The industry of drugs grows non-cyclically; that is, consumers buy those drugs despite of any economic situation. Aggregate demand will always grow in the future given the non stop flow of new drugs. Yet, new drugs tend to be extremely expensive to develop and take a very long time as well. Branded pharmaceutical companies dive into these expenses and efforts only to monopolize a market temporarily.
On the other hand, generic drugs are not newly invented drugs. Pharmaceutical companies come up with an equivalent for another branded drug then seek the FDA for an ANDA. If the new medication is chemically equivalent to the latter, no further clinical studies are required. This is why generic drugs are cheaper, faster, and easier to bring into the market and are more probable to be approved by the FDA than new branded drugs.
The industry of generic drugs is differentiated with great economies of scale. This is why the industry is consolidating nonstop. Scholars predict that there will be a few big generic companies controlling the world market, and Teva is definitely one of them.
Teva’s generic portfolio has one hundred nineteen drug fillings approximately seventy five billion dollars with US brand sales.
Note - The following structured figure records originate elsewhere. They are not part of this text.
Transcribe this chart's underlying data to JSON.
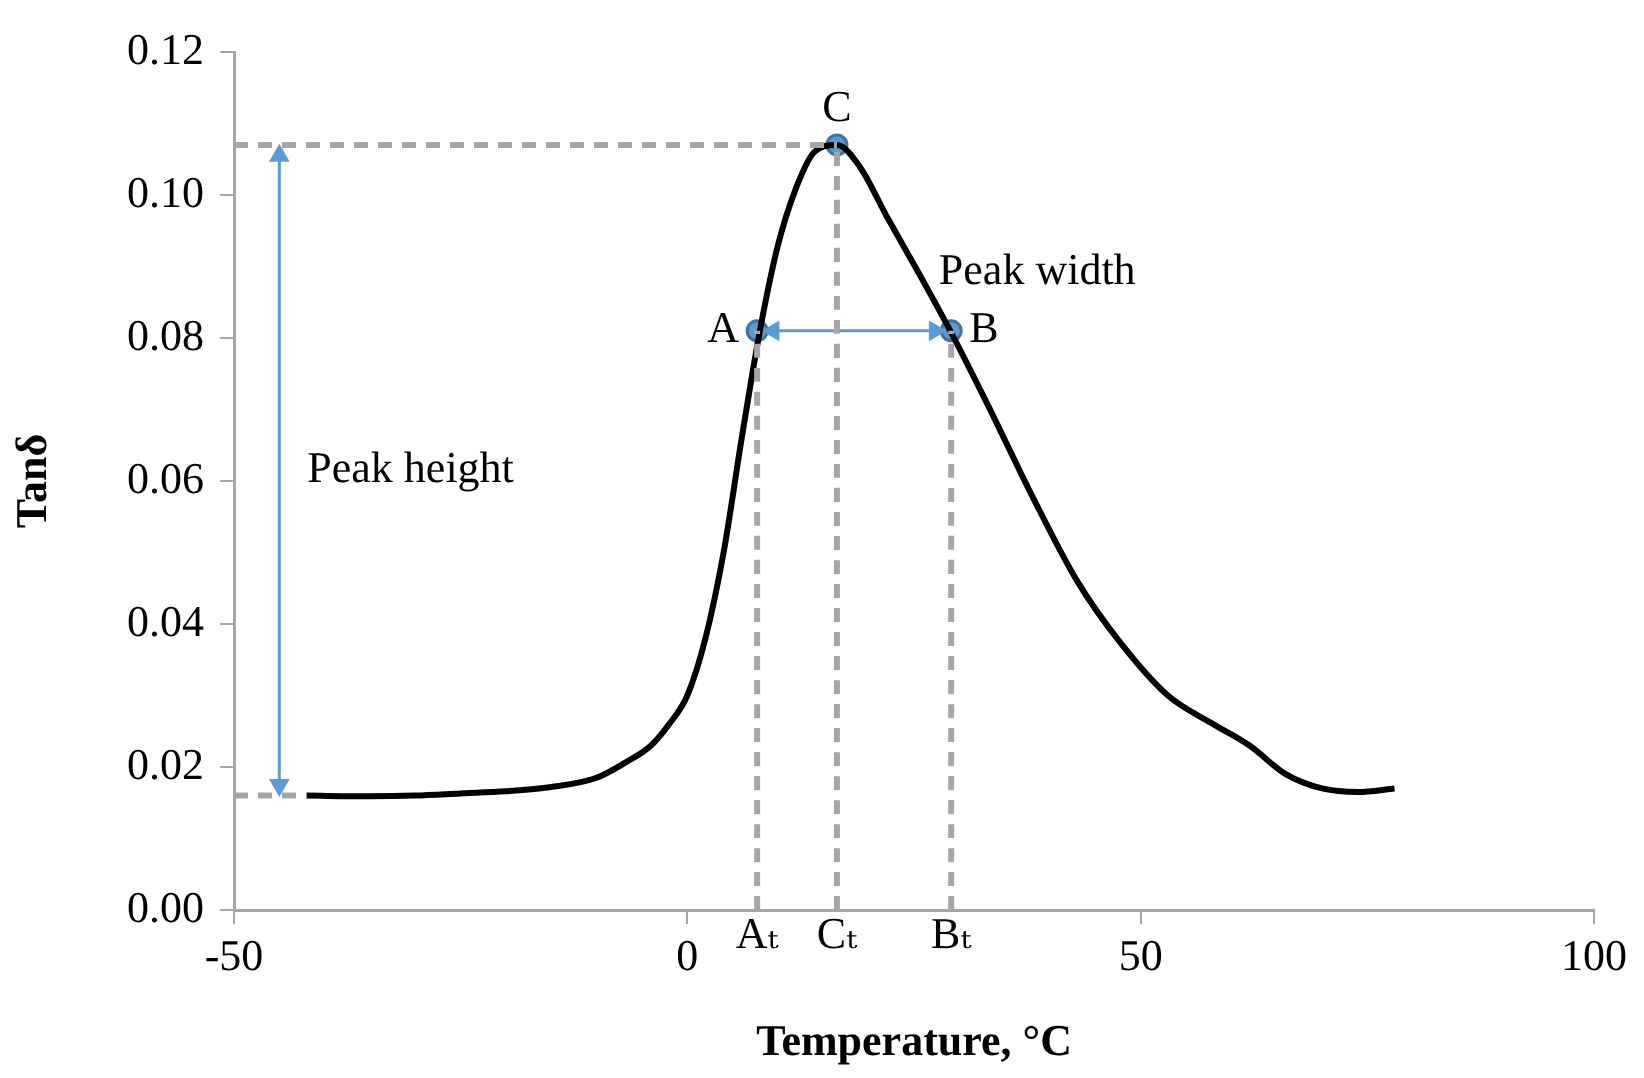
{
  "chart_data": {
    "type": "line",
    "xlabel": "Temperature, °C",
    "ylabel": "Tanδ",
    "xlim": [
      -50,
      100
    ],
    "xticks": [
      -50,
      0,
      50,
      100
    ],
    "ylim": [
      0,
      0.12
    ],
    "yticks": [
      {
        "value": 0,
        "label": "0.00"
      },
      {
        "value": 0.02,
        "label": "0.02"
      },
      {
        "value": 0.04,
        "label": "0.04"
      },
      {
        "value": 0.06,
        "label": "0.06"
      },
      {
        "value": 0.08,
        "label": "0.08"
      },
      {
        "value": 0.1,
        "label": "0.10"
      },
      {
        "value": 0.12,
        "label": "0.12"
      }
    ],
    "grid": false,
    "legend": false,
    "series": [
      {
        "type": "line",
        "color": "#a6a6a6",
        "line_style": "dashed",
        "marker": "none",
        "x": [
          7.7,
          7.7
        ],
        "values": [
          0,
          0.081
        ]
      },
      {
        "type": "line",
        "color": "#a6a6a6",
        "line_style": "dashed",
        "marker": "none",
        "x": [
          16.5,
          16.5
        ],
        "values": [
          0,
          0.107
        ]
      },
      {
        "type": "line",
        "color": "#a6a6a6",
        "line_style": "dashed",
        "marker": "none",
        "x": [
          29.1,
          29.1
        ],
        "values": [
          0,
          0.081
        ]
      },
      {
        "type": "line",
        "color": "#a6a6a6",
        "line_style": "dashed",
        "marker": "none",
        "x": [
          -50,
          16.5
        ],
        "values": [
          0.107,
          0.107
        ]
      },
      {
        "type": "line",
        "color": "#a6a6a6",
        "line_style": "dashed",
        "marker": "none",
        "x": [
          -50,
          -42
        ],
        "values": [
          0.016,
          0.016
        ]
      },
      {
        "color": "#000000",
        "line_style": "solid",
        "marker": "none",
        "x": [
          -42,
          -35,
          -30,
          -25,
          -20,
          -15,
          -10,
          -7,
          -4,
          -2,
          0,
          2,
          4,
          6,
          8,
          10,
          12,
          14,
          16.5,
          19,
          22,
          26,
          29,
          33,
          38,
          43,
          48,
          53,
          58,
          62,
          66,
          70,
          74,
          78
        ],
        "values": [
          0.016,
          0.0159,
          0.016,
          0.0163,
          0.0166,
          0.0172,
          0.0185,
          0.0205,
          0.023,
          0.026,
          0.03,
          0.038,
          0.05,
          0.066,
          0.081,
          0.093,
          0.101,
          0.106,
          0.107,
          0.104,
          0.097,
          0.088,
          0.081,
          0.071,
          0.058,
          0.046,
          0.037,
          0.03,
          0.026,
          0.023,
          0.019,
          0.017,
          0.0165,
          0.017
        ]
      },
      {
        "color": "#5b9bd5",
        "line_style": "solid",
        "marker": "triangle",
        "x": [
          -45,
          -45
        ],
        "values": [
          0.0175,
          0.1055
        ]
      },
      {
        "color": "#5b9bd5",
        "line_style": "solid",
        "marker": "triangle",
        "x": [
          9.5,
          27.3
        ],
        "values": [
          0.081,
          0.081
        ]
      },
      {
        "type": "scatter",
        "color": "#5b9bd5",
        "marker": "circle",
        "x": [
          7.7,
          29.1,
          16.5
        ],
        "values": [
          0.081,
          0.081,
          0.107
        ]
      }
    ],
    "annotations": [
      {
        "text": "A",
        "x": 7.7,
        "y": 0.081
      },
      {
        "text": "B",
        "x": 29.1,
        "y": 0.081
      },
      {
        "text": "C",
        "x": 16.5,
        "y": 0.107
      },
      "Peak height",
      "Peak width",
      {
        "text": "Aₜ",
        "x": 7.7,
        "y": 0
      },
      {
        "text": "Cₜ",
        "x": 16.5,
        "y": 0
      },
      {
        "text": "Bₜ",
        "x": 29.1,
        "y": 0
      }
    ]
  }
}
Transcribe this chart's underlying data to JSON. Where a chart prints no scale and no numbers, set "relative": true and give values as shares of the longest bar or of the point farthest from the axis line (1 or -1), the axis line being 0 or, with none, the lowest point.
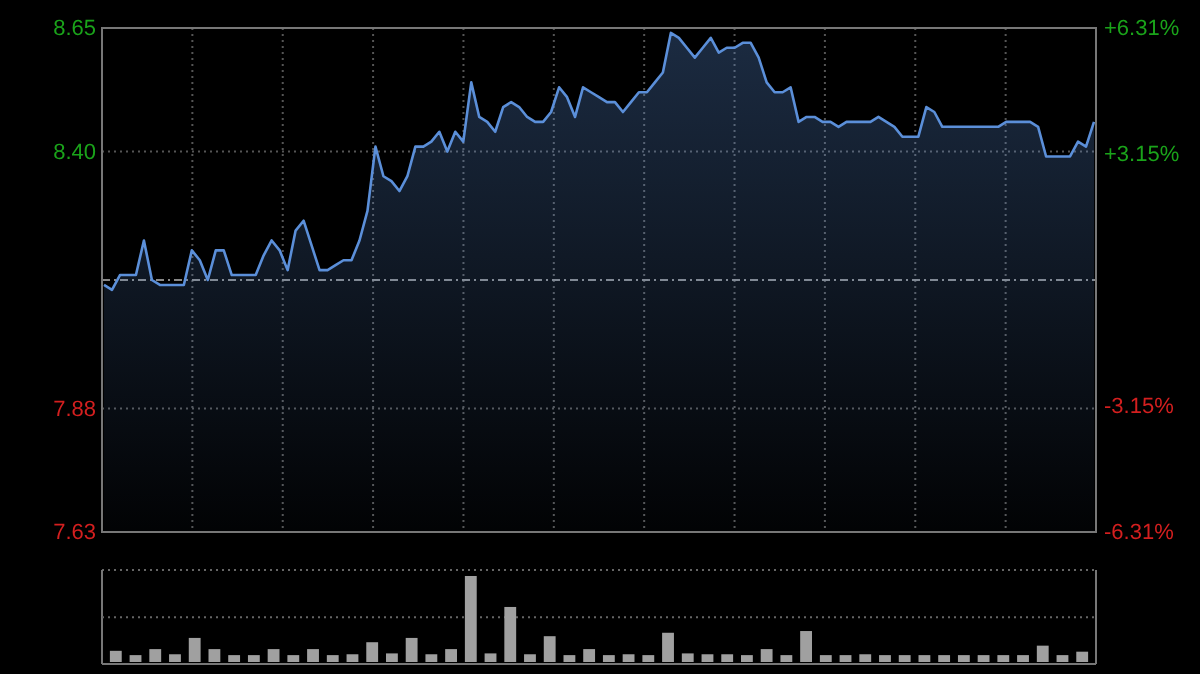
{
  "chart_data": [
    {
      "type": "area",
      "categories": [
        null,
        null,
        null,
        null,
        null,
        null,
        null,
        null,
        null,
        null,
        null,
        null,
        null,
        null,
        null,
        null,
        null,
        null,
        null,
        null,
        null,
        null,
        null,
        null,
        null,
        null,
        null,
        null,
        null,
        null,
        null,
        null,
        null,
        null,
        null,
        null,
        null,
        null,
        null,
        null,
        null,
        null,
        null,
        null,
        null,
        null,
        null,
        null,
        null,
        null,
        null,
        null,
        null,
        null,
        null,
        null,
        null,
        null,
        null,
        null,
        null,
        null,
        null,
        null,
        null,
        null,
        null,
        null,
        null,
        null,
        null,
        null,
        null,
        null,
        null,
        null,
        null,
        null,
        null,
        null,
        null,
        null,
        null,
        null,
        null,
        null,
        null,
        null,
        null,
        null,
        null,
        null,
        null,
        null,
        null,
        null,
        null,
        null,
        null,
        null,
        null,
        null,
        null,
        null,
        null,
        null,
        null,
        null,
        null,
        null,
        null,
        null,
        null,
        null,
        null,
        null,
        null,
        null,
        null,
        null,
        null,
        null,
        null,
        null,
        null
      ],
      "series": [
        {
          "color": "#5b8fd9",
          "values": [
            8.13,
            8.12,
            8.15,
            8.15,
            8.15,
            8.22,
            8.14,
            8.13,
            8.13,
            8.13,
            8.13,
            8.2,
            8.18,
            8.14,
            8.2,
            8.2,
            8.15,
            8.15,
            8.15,
            8.15,
            8.19,
            8.22,
            8.2,
            8.16,
            8.24,
            8.26,
            8.21,
            8.16,
            8.16,
            8.17,
            8.18,
            8.18,
            8.22,
            8.28,
            8.41,
            8.35,
            8.34,
            8.32,
            8.35,
            8.41,
            8.41,
            8.42,
            8.44,
            8.4,
            8.44,
            8.42,
            8.54,
            8.47,
            8.46,
            8.44,
            8.49,
            8.5,
            8.49,
            8.47,
            8.46,
            8.46,
            8.48,
            8.53,
            8.51,
            8.47,
            8.53,
            8.52,
            8.51,
            8.5,
            8.5,
            8.48,
            8.5,
            8.52,
            8.52,
            8.54,
            8.56,
            8.64,
            8.63,
            8.61,
            8.59,
            8.61,
            8.63,
            8.6,
            8.61,
            8.61,
            8.62,
            8.62,
            8.59,
            8.54,
            8.52,
            8.52,
            8.53,
            8.46,
            8.47,
            8.47,
            8.46,
            8.46,
            8.45,
            8.46,
            8.46,
            8.46,
            8.46,
            8.47,
            8.46,
            8.45,
            8.43,
            8.43,
            8.43,
            8.49,
            8.48,
            8.45,
            8.45,
            8.45,
            8.45,
            8.45,
            8.45,
            8.45,
            8.45,
            8.46,
            8.46,
            8.46,
            8.46,
            8.45,
            8.39,
            8.39,
            8.39,
            8.39,
            8.42,
            8.41,
            8.46
          ]
        }
      ],
      "ylim": [
        7.63,
        8.65
      ],
      "yticks": [
        8.65,
        {
          "value": 8.4,
          "label": "8.40"
        },
        7.88,
        7.63
      ],
      "y2lim": [
        -6.31,
        6.31
      ],
      "y2ticks": [
        {
          "value": 6.31,
          "label": "+6.31%"
        },
        {
          "value": 3.15,
          "label": "+3.15%"
        },
        {
          "value": -3.15,
          "label": "-3.15%"
        },
        {
          "value": -6.31,
          "label": "-6.31%"
        }
      ],
      "ref_lines": [
        {
          "axis": "y",
          "value": 8.14,
          "line_style": "dashed"
        }
      ],
      "grid": true
    },
    {
      "type": "bar",
      "relative": true,
      "grid": true,
      "ref_lines": [
        {
          "axis": "y",
          "value": 0.52,
          "line_style": "dotted",
          "color": "#666666"
        }
      ],
      "categories": [
        null,
        null,
        null,
        null,
        null,
        null,
        null,
        null,
        null,
        null,
        null,
        null,
        null,
        null,
        null,
        null,
        null,
        null,
        null,
        null,
        null,
        null,
        null,
        null,
        null,
        null,
        null,
        null,
        null,
        null,
        null,
        null,
        null,
        null,
        null,
        null,
        null,
        null,
        null,
        null,
        null,
        null,
        null,
        null,
        null,
        null,
        null,
        null,
        null,
        null
      ],
      "series": [
        {
          "color": "#a0a0a0",
          "values": [
            0.13,
            0.08,
            0.15,
            0.09,
            0.28,
            0.15,
            0.08,
            0.08,
            0.15,
            0.08,
            0.15,
            0.08,
            0.09,
            0.23,
            0.1,
            0.28,
            0.09,
            0.15,
            1,
            0.1,
            0.64,
            0.09,
            0.3,
            0.08,
            0.15,
            0.08,
            0.09,
            0.08,
            0.34,
            0.1,
            0.09,
            0.09,
            0.08,
            0.15,
            0.08,
            0.36,
            0.08,
            0.08,
            0.09,
            0.08,
            0.08,
            0.08,
            0.08,
            0.08,
            0.08,
            0.08,
            0.08,
            0.19,
            0.08,
            0.12
          ]
        }
      ]
    }
  ]
}
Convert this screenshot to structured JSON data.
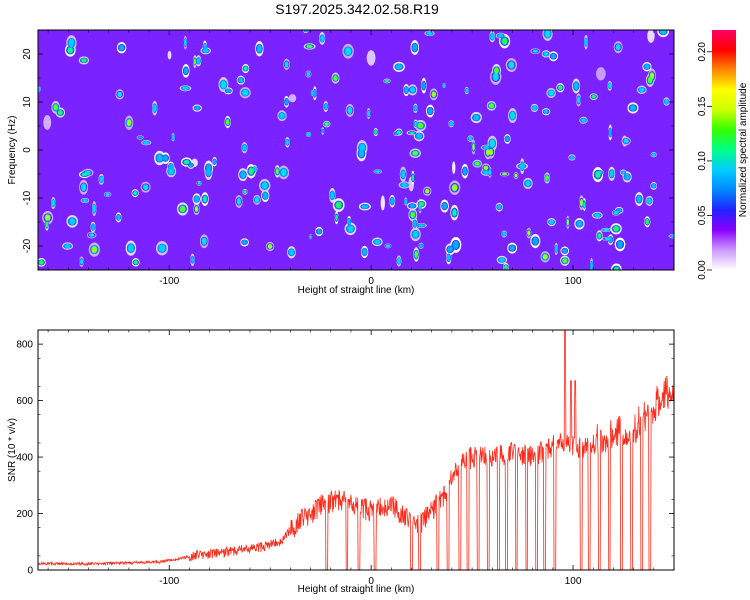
{
  "figure": {
    "title": "S197.2025.342.02.58.R19"
  },
  "chart_data": [
    {
      "type": "heatmap",
      "title": "S197.2025.342.02.58.R19",
      "xlabel": "Height of straight line (km)",
      "ylabel": "Frequency (Hz)",
      "xlim": [
        -165,
        150
      ],
      "ylim": [
        -25,
        25
      ],
      "x_ticks": [
        -100,
        0,
        100
      ],
      "y_ticks": [
        -20,
        -10,
        0,
        10,
        20
      ],
      "colorbar": {
        "label": "Normalized spectral amplitude",
        "range": [
          0.0,
          0.22
        ],
        "ticks": [
          0.0,
          0.05,
          0.1,
          0.15,
          0.2
        ],
        "tick_labels": [
          "0.00",
          "0.05",
          "0.10",
          "0.15",
          "0.20"
        ],
        "palette": [
          "#ffffff",
          "#cc99ff",
          "#8800ff",
          "#2222ff",
          "#0088ff",
          "#00ccff",
          "#00ff88",
          "#33ff00",
          "#ccff00",
          "#ffff00",
          "#ff8800",
          "#ff0000",
          "#ff0066"
        ]
      },
      "description": "speckled noise field, mostly purple/blue with sparse cyan-green peaks"
    },
    {
      "type": "line",
      "xlabel": "Height of straight line (km)",
      "ylabel": "SNR (10 * v/v)",
      "xlim": [
        -165,
        150
      ],
      "ylim": [
        0,
        850
      ],
      "x_ticks": [
        -100,
        0,
        100
      ],
      "y_ticks": [
        0,
        200,
        400,
        600,
        800
      ],
      "series": [
        {
          "name": "SNR",
          "color": "#ff2a1a",
          "x": [
            -165,
            -140,
            -120,
            -105,
            -95,
            -85,
            -75,
            -65,
            -55,
            -45,
            -40,
            -35,
            -30,
            -25,
            -20,
            -15,
            -10,
            -5,
            0,
            5,
            10,
            15,
            20,
            25,
            30,
            35,
            40,
            45,
            50,
            55,
            60,
            65,
            70,
            75,
            80,
            85,
            90,
            95,
            100,
            105,
            110,
            115,
            120,
            125,
            130,
            135,
            140,
            145,
            150
          ],
          "y": [
            22,
            22,
            25,
            28,
            40,
            55,
            60,
            70,
            80,
            100,
            140,
            180,
            200,
            230,
            240,
            250,
            230,
            220,
            210,
            220,
            230,
            200,
            170,
            170,
            210,
            250,
            320,
            380,
            400,
            400,
            400,
            410,
            420,
            410,
            400,
            420,
            440,
            450,
            440,
            430,
            440,
            450,
            470,
            460,
            470,
            520,
            560,
            600,
            620
          ],
          "peaks": [
            {
              "x": 96,
              "y": 850
            },
            {
              "x": 99,
              "y": 670
            },
            {
              "x": 101,
              "y": 670
            }
          ],
          "dropouts_to_zero": [
            -22,
            -12,
            -6,
            2,
            20,
            24,
            33,
            38,
            44,
            48,
            53,
            58,
            63,
            67,
            72,
            77,
            82,
            86,
            91,
            104,
            108,
            113,
            118,
            124,
            129,
            134,
            138
          ]
        }
      ]
    }
  ]
}
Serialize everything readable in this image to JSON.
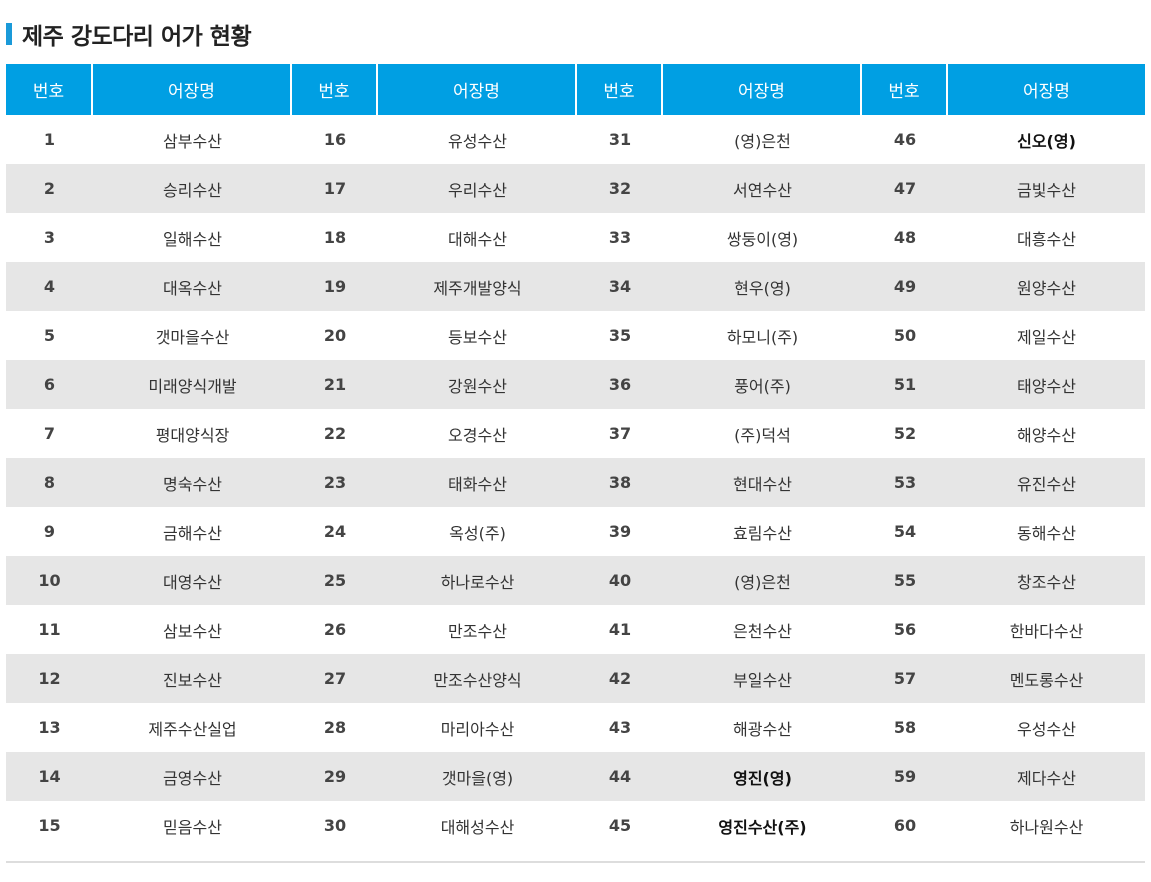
{
  "title": "제주 강도다리 어가 현황",
  "header": [
    "번호",
    "어장명",
    "번호",
    "어장명",
    "번호",
    "어장명",
    "번호",
    "어장명"
  ],
  "rows": [
    [
      {
        "t": "1"
      },
      {
        "t": "삼부수산"
      },
      {
        "t": "16"
      },
      {
        "t": "유성수산"
      },
      {
        "t": "31"
      },
      {
        "t": "(영)은천"
      },
      {
        "t": "46"
      },
      {
        "t": "신오(영)",
        "b": true
      }
    ],
    [
      {
        "t": "2"
      },
      {
        "t": "승리수산"
      },
      {
        "t": "17"
      },
      {
        "t": "우리수산"
      },
      {
        "t": "32"
      },
      {
        "t": "서연수산"
      },
      {
        "t": "47"
      },
      {
        "t": "금빛수산"
      }
    ],
    [
      {
        "t": "3"
      },
      {
        "t": "일해수산"
      },
      {
        "t": "18"
      },
      {
        "t": "대해수산"
      },
      {
        "t": "33"
      },
      {
        "t": "쌍둥이(영)"
      },
      {
        "t": "48"
      },
      {
        "t": "대흥수산"
      }
    ],
    [
      {
        "t": "4"
      },
      {
        "t": "대옥수산"
      },
      {
        "t": "19"
      },
      {
        "t": "제주개발양식"
      },
      {
        "t": "34"
      },
      {
        "t": "현우(영)"
      },
      {
        "t": "49"
      },
      {
        "t": "원양수산"
      }
    ],
    [
      {
        "t": "5"
      },
      {
        "t": "갯마을수산"
      },
      {
        "t": "20"
      },
      {
        "t": "등보수산"
      },
      {
        "t": "35"
      },
      {
        "t": "하모니(주)"
      },
      {
        "t": "50"
      },
      {
        "t": "제일수산"
      }
    ],
    [
      {
        "t": "6"
      },
      {
        "t": "미래양식개발"
      },
      {
        "t": "21"
      },
      {
        "t": "강원수산"
      },
      {
        "t": "36"
      },
      {
        "t": "풍어(주)"
      },
      {
        "t": "51"
      },
      {
        "t": "태양수산"
      }
    ],
    [
      {
        "t": "7"
      },
      {
        "t": "평대양식장"
      },
      {
        "t": "22"
      },
      {
        "t": "오경수산"
      },
      {
        "t": "37"
      },
      {
        "t": "(주)덕석"
      },
      {
        "t": "52"
      },
      {
        "t": "해양수산"
      }
    ],
    [
      {
        "t": "8"
      },
      {
        "t": "명숙수산"
      },
      {
        "t": "23"
      },
      {
        "t": "태화수산"
      },
      {
        "t": "38"
      },
      {
        "t": "현대수산"
      },
      {
        "t": "53"
      },
      {
        "t": "유진수산"
      }
    ],
    [
      {
        "t": "9"
      },
      {
        "t": "금해수산"
      },
      {
        "t": "24"
      },
      {
        "t": "옥성(주)"
      },
      {
        "t": "39"
      },
      {
        "t": "효림수산"
      },
      {
        "t": "54"
      },
      {
        "t": "동해수산"
      }
    ],
    [
      {
        "t": "10"
      },
      {
        "t": "대영수산"
      },
      {
        "t": "25"
      },
      {
        "t": "하나로수산"
      },
      {
        "t": "40"
      },
      {
        "t": "(영)은천"
      },
      {
        "t": "55"
      },
      {
        "t": "창조수산"
      }
    ],
    [
      {
        "t": "11"
      },
      {
        "t": "삼보수산"
      },
      {
        "t": "26"
      },
      {
        "t": "만조수산"
      },
      {
        "t": "41"
      },
      {
        "t": "은천수산"
      },
      {
        "t": "56"
      },
      {
        "t": "한바다수산"
      }
    ],
    [
      {
        "t": "12"
      },
      {
        "t": "진보수산"
      },
      {
        "t": "27"
      },
      {
        "t": "만조수산양식"
      },
      {
        "t": "42"
      },
      {
        "t": "부일수산"
      },
      {
        "t": "57"
      },
      {
        "t": "멘도롱수산"
      }
    ],
    [
      {
        "t": "13"
      },
      {
        "t": "제주수산실업"
      },
      {
        "t": "28"
      },
      {
        "t": "마리아수산"
      },
      {
        "t": "43"
      },
      {
        "t": "해광수산"
      },
      {
        "t": "58"
      },
      {
        "t": "우성수산"
      }
    ],
    [
      {
        "t": "14"
      },
      {
        "t": "금영수산"
      },
      {
        "t": "29"
      },
      {
        "t": "갯마을(영)"
      },
      {
        "t": "44"
      },
      {
        "t": "영진(영)",
        "b": true
      },
      {
        "t": "59"
      },
      {
        "t": "제다수산"
      }
    ],
    [
      {
        "t": "15"
      },
      {
        "t": "믿음수산"
      },
      {
        "t": "30"
      },
      {
        "t": "대해성수산"
      },
      {
        "t": "45"
      },
      {
        "t": "영진수산(주)",
        "b": true
      },
      {
        "t": "60"
      },
      {
        "t": "하나원수산"
      }
    ]
  ]
}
Its generic pipeline floods that of its competition being almost twice as large as its closest competitor. This scope and size predicts definite growth in Teva’s future market share of generics.
As such, and as the CEO, I will lead Teva into venturing further into the generic market and acquiring profits through producing generic drugs that take little time, efforts, and investment to finish. Nonetheless, there will always be a backup plan ready at anytime needed to dive into another market. This is also easy for Teva given its wide prior experience in all fields of pharmaceutical drugs.
Betting for another team
With every big success come threats. And this case, give that I am an executive in a big pharma, I would definitely aim at throwing massive competition on Teva to lower its power and market share.
Usually, and in an attempt to battle with generic companies, branded companies create authorized generic drugs simultaneously with the exclusivity period of the generic product. This will severely affect the generic drug business. Therefore, I will adopt this strategy to break down Teva’s high empire walls and make it more vulnerable to its surrounding competitors.
Moreover, and since the market for generic drugs is a services market, price is the main factor of differentiation. By competing with Teva on prices and assuring lower prices for the same generic medication, I can insure some erosion in its profit margins.
Thirdly, I find it extremely effective to compete with Teva on Copaxon. Given the huge profits that this drug has generated, and the dependability of Teva on it, competing as such would definitely hurt Teva.
By adopting all three plans, I would be building an arsenal ready to place Teva in a vulnerable situation for at least a short period of time. Afterwards, I would introduce a fierce marketing strategy to boost my company’s position in the market and increase its market share while leaving Teva wondering on what struck it.
Conclusion
We live in a merciless competitive age where the rules of the jungle are evident – survival of the fittest. Some reach the top with their hard work, others mimic their way up, and some reach by pure luck. In all cases, reaching is top is not the end, rather a start of a very tough stage of protecting oneself from the cannibals that might attack at any time and the scavengers that fly in circles waiting for the knock out to feast on the failure of others.
Teva has been a master piece of strong planning and implementation. It has grown far beyond the horizon of success and has proved to be one of a kind during its many years in the market. I believe that even though competition is always present, Teva will always surprise the world with new successes and triumphs.